El católico no era quien creía. Era un incrédulo. Un magnífico incrédulo, un incrédulo salvaje que, pese a los peores tormentos, no abdicaba de su incredulidad. Así era cómo veían los romanos a los primeros cristianos, reprochándoles incluso debilitar la fuerza del Imperio. 

Nuestro mundo, no es un mundo de ateos. Es un mundo de crédulos. Es mentira que, si se deja de lado a Dios, exista lo natural. El hombre o tiende hacia Dios o hacia la idolatría. No hay otra opción, ni otro camino. Como bien lo resumía GK Chesterton «quitad lo sobrenatural, y no encontraréis lo natural, sino lo antinatural«. 

Las élites globalistas, que han vuelto las espaldas a Dios, han introducido de nuevo toda clase de ídolos en los altares de la modernidad. Le han predicado, y en algunos casos convencido, al hombre que nunca había gozado de tanta libertad para someterlo luego a toda clase de normas, prohibiciones y exigencias sociales nunca antes vistas.  

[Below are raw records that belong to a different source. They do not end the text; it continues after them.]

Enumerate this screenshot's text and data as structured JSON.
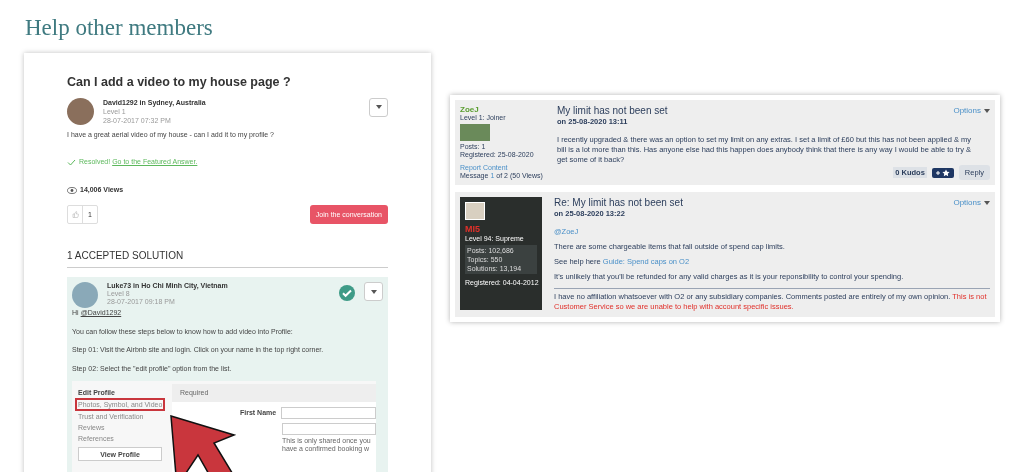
{
  "heading": "Help other members",
  "question": {
    "title": "Can I add a video to my house page ?",
    "author_line": "David1292 in Sydney, Australia",
    "level": "Level 1",
    "date": "28-07-2017 07:32 PM",
    "body": "I have a great aerial video of my house - can I add it to my profile ?",
    "resolved": "Resolved!",
    "resolved_link": "Go to the Featured Answer.",
    "views": "14,006 Views",
    "likes": "1",
    "join_button": "Join the conversation"
  },
  "solutions_heading": "1 ACCEPTED SOLUTION",
  "solution": {
    "author_line": "Luke73 in Ho Chi Minh City, Vietnam",
    "level": "Level 8",
    "date": "28-07-2017 09:18 PM",
    "accepted": true,
    "greeting": "Hi",
    "mention": "@David1292",
    "paragraphs": [
      "You can follow these steps below to know how to add video into Profile:",
      "Step 01: Visit the Airbnb site and login. Click on your name in the top right corner.",
      "Step 02: Select the \"edit profile\" option from the list."
    ],
    "embedded": {
      "menu_title": "Edit Profile",
      "menu": [
        {
          "label": "Photos, Symbol, and Video",
          "selected": true
        },
        {
          "label": "Trust and Verification",
          "selected": false
        },
        {
          "label": "Reviews",
          "selected": false
        },
        {
          "label": "References",
          "selected": false
        }
      ],
      "view_button": "View Profile",
      "section": "Required",
      "field_label": "First Name",
      "hint": "This is only shared once you have a confirmed booking w"
    }
  },
  "thread": [
    {
      "kind": "plain",
      "author": "ZoeJ",
      "rank": "Level 1: Joiner",
      "stats": [
        "Posts: 1",
        "Registered: 25-08-2020"
      ],
      "title": "My limit has not been set",
      "date": "on 25-08-2020 13:11",
      "options": "Options",
      "paragraphs": [
        [
          {
            "text": "I recently upgraded & there was an option to set my limit on any extras. I set a limit of £60 but this has not been applied & my bill is a lot more than this. Has anyone else had this happen does anybody think that there is any way I would be able to try & get some of it back?"
          }
        ]
      ],
      "report": "Report Content",
      "message_prefix": "Message",
      "message_index": "1",
      "message_suffix": "of 2 (50 Views)",
      "kudos": "0 Kudos",
      "reply": "Reply"
    },
    {
      "kind": "card",
      "author": "MI5",
      "rank": "Level 94: Supreme",
      "stats": [
        "Posts: 102,686",
        "Topics: 550",
        "Solutions: 13,194"
      ],
      "registered": "Registered: 04-04-2012",
      "title": "Re: My limit has not been set",
      "date": "on 25-08-2020 13:22",
      "options": "Options",
      "paragraphs": [
        [
          {
            "text": "@ZoeJ",
            "link": true
          }
        ],
        [
          {
            "text": "There are some chargeable items that fall outside of spend cap limits."
          }
        ],
        [
          {
            "text": "See help here "
          },
          {
            "text": "Guide: Spend caps on O2",
            "link": true
          }
        ],
        [
          {
            "text": "It's unlikely that you'll be refunded for any valid charges as it is your reponsibility to control your spending."
          }
        ]
      ],
      "signature": "I have no affiliation whatsoever with O2 or any subsidiary companies. Comments posted are entirely of my own opinion.",
      "signature_warning": "This is not Customer Service so we are unable to help with account specific issues."
    }
  ]
}
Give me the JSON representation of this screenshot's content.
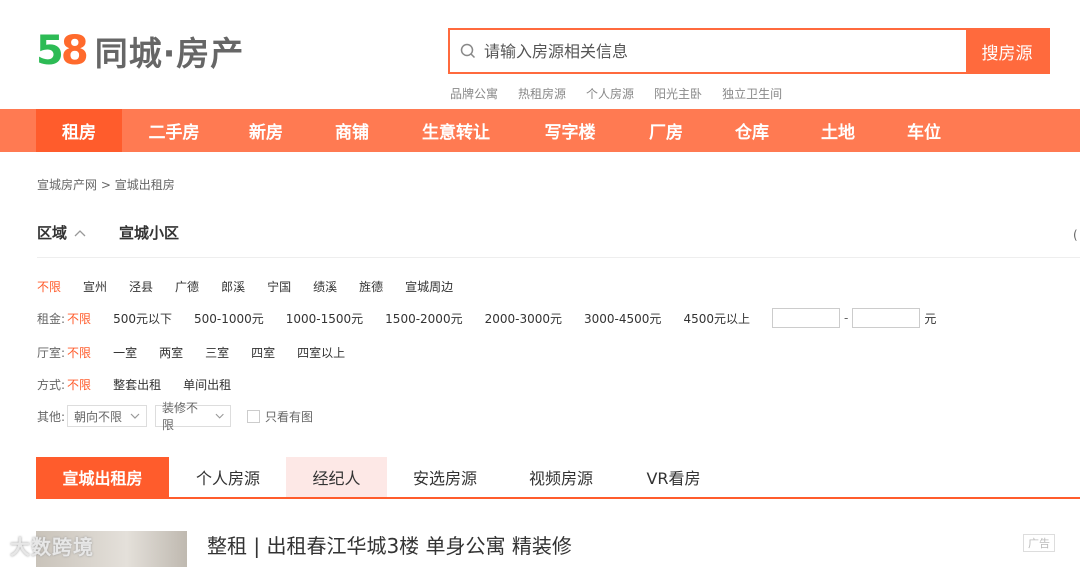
{
  "header": {
    "logo_digit_5": "5",
    "logo_digit_8": "8",
    "logo_text": "同城·房产",
    "search_placeholder": "请输入房源相关信息",
    "search_button": "搜房源",
    "hot_links": [
      "品牌公寓",
      "热租房源",
      "个人房源",
      "阳光主卧",
      "独立卫生间"
    ]
  },
  "nav": {
    "items": [
      "租房",
      "二手房",
      "新房",
      "商铺",
      "生意转让",
      "写字楼",
      "厂房",
      "仓库",
      "土地",
      "车位"
    ],
    "active_index": 0
  },
  "breadcrumb": {
    "home": "宣城房产网",
    "separator": ">",
    "current": "宣城出租房"
  },
  "filters": {
    "tab_area": "区域",
    "tab_community": "宣城小区",
    "cut_char": "(",
    "area_options": [
      "不限",
      "宣州",
      "泾县",
      "广德",
      "郎溪",
      "宁国",
      "绩溪",
      "旌德",
      "宣城周边"
    ],
    "rent_label": "租金:",
    "rent_options": [
      "不限",
      "500元以下",
      "500-1000元",
      "1000-1500元",
      "1500-2000元",
      "2000-3000元",
      "3000-4500元",
      "4500元以上"
    ],
    "rent_range_dash": "-",
    "rent_unit": "元",
    "room_label": "厅室:",
    "room_options": [
      "不限",
      "一室",
      "两室",
      "三室",
      "四室",
      "四室以上"
    ],
    "mode_label": "方式:",
    "mode_options": [
      "不限",
      "整套出租",
      "单间出租"
    ],
    "other_label": "其他:",
    "orientation": "朝向不限",
    "decoration": "装修不限",
    "with_photos": "只看有图"
  },
  "list_tabs": {
    "items": [
      "宣城出租房",
      "个人房源",
      "经纪人",
      "安选房源",
      "视频房源",
      "VR看房"
    ],
    "active_index": 0,
    "highlight_index": 2
  },
  "listing": {
    "watermark": "大数跨境",
    "title": "整租 | 出租春江华城3楼 单身公寓 精装修",
    "ad_badge": "广告"
  },
  "colors": {
    "brand": "#ff5c2c",
    "nav_bg": "#ff7a52",
    "search_border": "#ff6a3d"
  }
}
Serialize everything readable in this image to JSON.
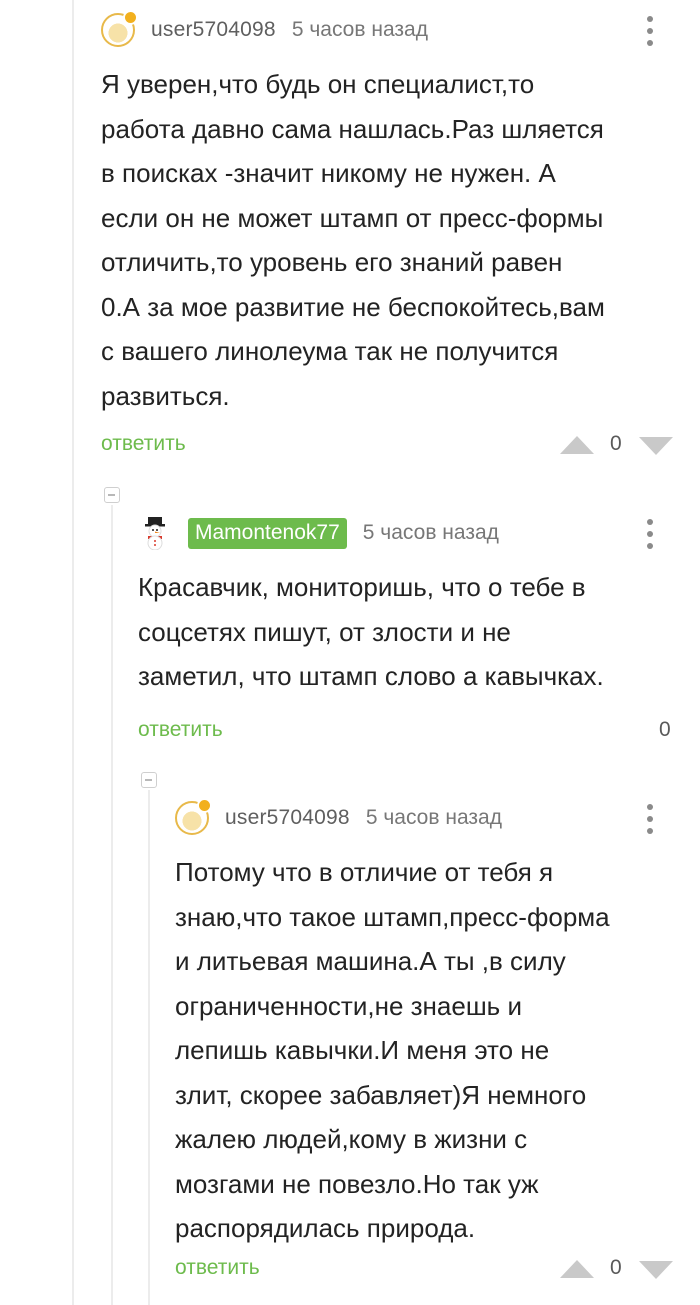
{
  "comments": [
    {
      "username": "user5704098",
      "time": "5 часов назад",
      "text": "Я уверен,что будь он специалист,то\nработа давно сама нашлась.Раз шляется\nв поисках -значит  никому не нужен. А\nесли он не может штамп от пресс-формы\nотличить,то уровень его знаний равен\n0.А за мое развитие не беспокойтесь,вам\nс вашего линолеума так не получится\nразвиться.",
      "reply_label": "ответить",
      "rating": "0"
    },
    {
      "username": "Mamontenok77",
      "time": "5 часов назад",
      "text": "Красавчик, мониторишь, что о тебе в\nсоцсетях пишут, от злости и не\nзаметил, что штамп слово а кавычках.",
      "reply_label": "ответить",
      "rating": "0"
    },
    {
      "username": "user5704098",
      "time": "5 часов назад",
      "text": "Потому что в отличие от тебя я\nзнаю,что такое штамп,пресс-форма\nи литьевая машина.А ты ,в силу\nограниченности,не знаешь и\nлепишь кавычки.И меня это не\nзлит, скорее забавляет)Я немного\nжалею людей,кому в жизни с\nмозгами не повезло.Но так уж\nраспорядилась природа.",
      "reply_label": "ответить",
      "rating": "0"
    }
  ],
  "colors": {
    "accent": "#6dbb4c",
    "badge_text": "#ffffff",
    "muted": "#777777",
    "guide": "#ececec"
  }
}
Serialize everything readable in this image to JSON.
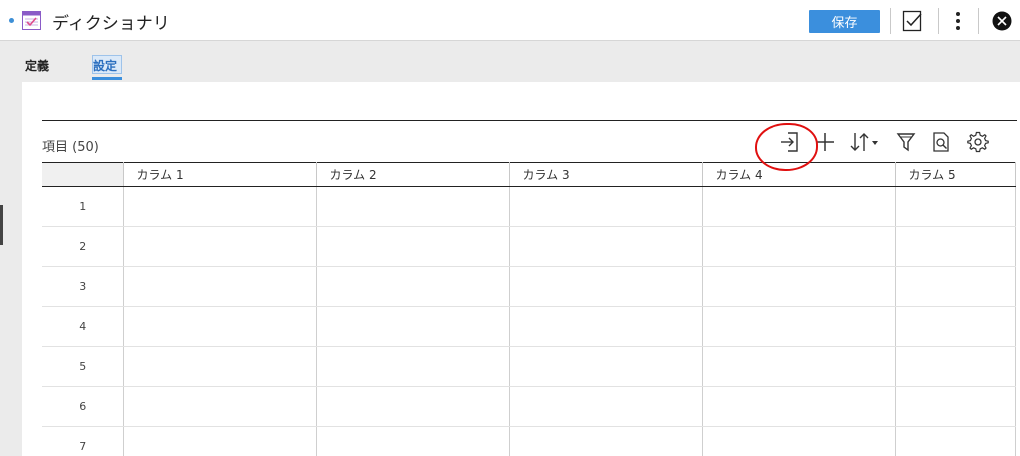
{
  "window": {
    "title": "ディクショナリ",
    "save_label": "保存",
    "accent_color": "#3b8fdd",
    "icons": [
      "dictionary-app-icon",
      "checklist-icon",
      "more-vertical-icon",
      "close-circle-icon"
    ]
  },
  "tabs": [
    {
      "label": "定義",
      "selected": false
    },
    {
      "label": "設定",
      "selected": true
    }
  ],
  "items": {
    "label": "項目 (50)"
  },
  "toolbar": {
    "icons": [
      "import-icon",
      "add-icon",
      "sort-icon",
      "filter-icon",
      "find-icon",
      "settings-icon"
    ]
  },
  "grid": {
    "columns": [
      "カラム 1",
      "カラム 2",
      "カラム 3",
      "カラム 4",
      "カラム 5"
    ],
    "rows": [
      "1",
      "2",
      "3",
      "4",
      "5",
      "6",
      "7"
    ]
  }
}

El hombre moderno, liberado de toda religión, se ve atosigado con creencias variadas, efímeras e intercambiables. Ya no importa lo que ama, sino que debe amar lo que se le exige que crea. El mundo moderno ha simplificado la teología hasta volverla casi inexistente. A cambio, propone una nueva religión fraternal y universal cuyo nuevo decálogo abreviado reza: creo en el hombre todopoderoso, en el progreso infinito, en la ciencia de manera dogmática y en el placer inagotable del propio cuerpo glorioso por la acción de las máquinas de los gimnasios. 

Tiene también el moderno sus premios y castigos según se comporte y los fanáticos, adeptos de la nueva religión de los ecolocos, se encargan de su distribución bajo la forma de bonus o malus ecológico y sanciones financieras. 

Nada hiere la sensibilidad del tolerante moderno. Todo se vale, todo lo acepta. Si un hombre, con pelo en pecho y voz grave, se cree ser mujer, pues así deberá ser considerado. Es una creencia más. Pero cuidado si algún despistado desconfía del bulto que lleva esa hembra entre las piernas y pone en dudas su feminidad porque entonces se abatirá sobre el incrédulo un diluvio de fuego peor que los que cayeran sobre Sodoma y Gomorra. 

El único escándalo, lo único de lo que el moderno descree es de la verdad. La verdad vuelve intolerante al tolerante, al que no rechaza a nadie, y es insoportable para quien todo lo soporta. 

En los tiempos que corren, no puede existir compromiso con las creencias del mundo, puesto que no hay acuerdo entre el espíritu Santo y el espíritu de Satán o de la Pachamama o del Eros cosmogónico o como quiera llamarse al espíritu del mundo. 

El católico está, como al principio, de nuevo llamado a ser un incrédulo. A derribar los ídolos del nuevo imperio mundialista y a descreer de todas las creencias mundanas que, a hierro y a fuego de ser necesario, quieren imponernos. 

Para lograr eso, como al principio, la única solución es convertirse. Volver a la verdad, y a pesar de los tormentos, no abandonar a Aquel que el mundo también clavó en un madero.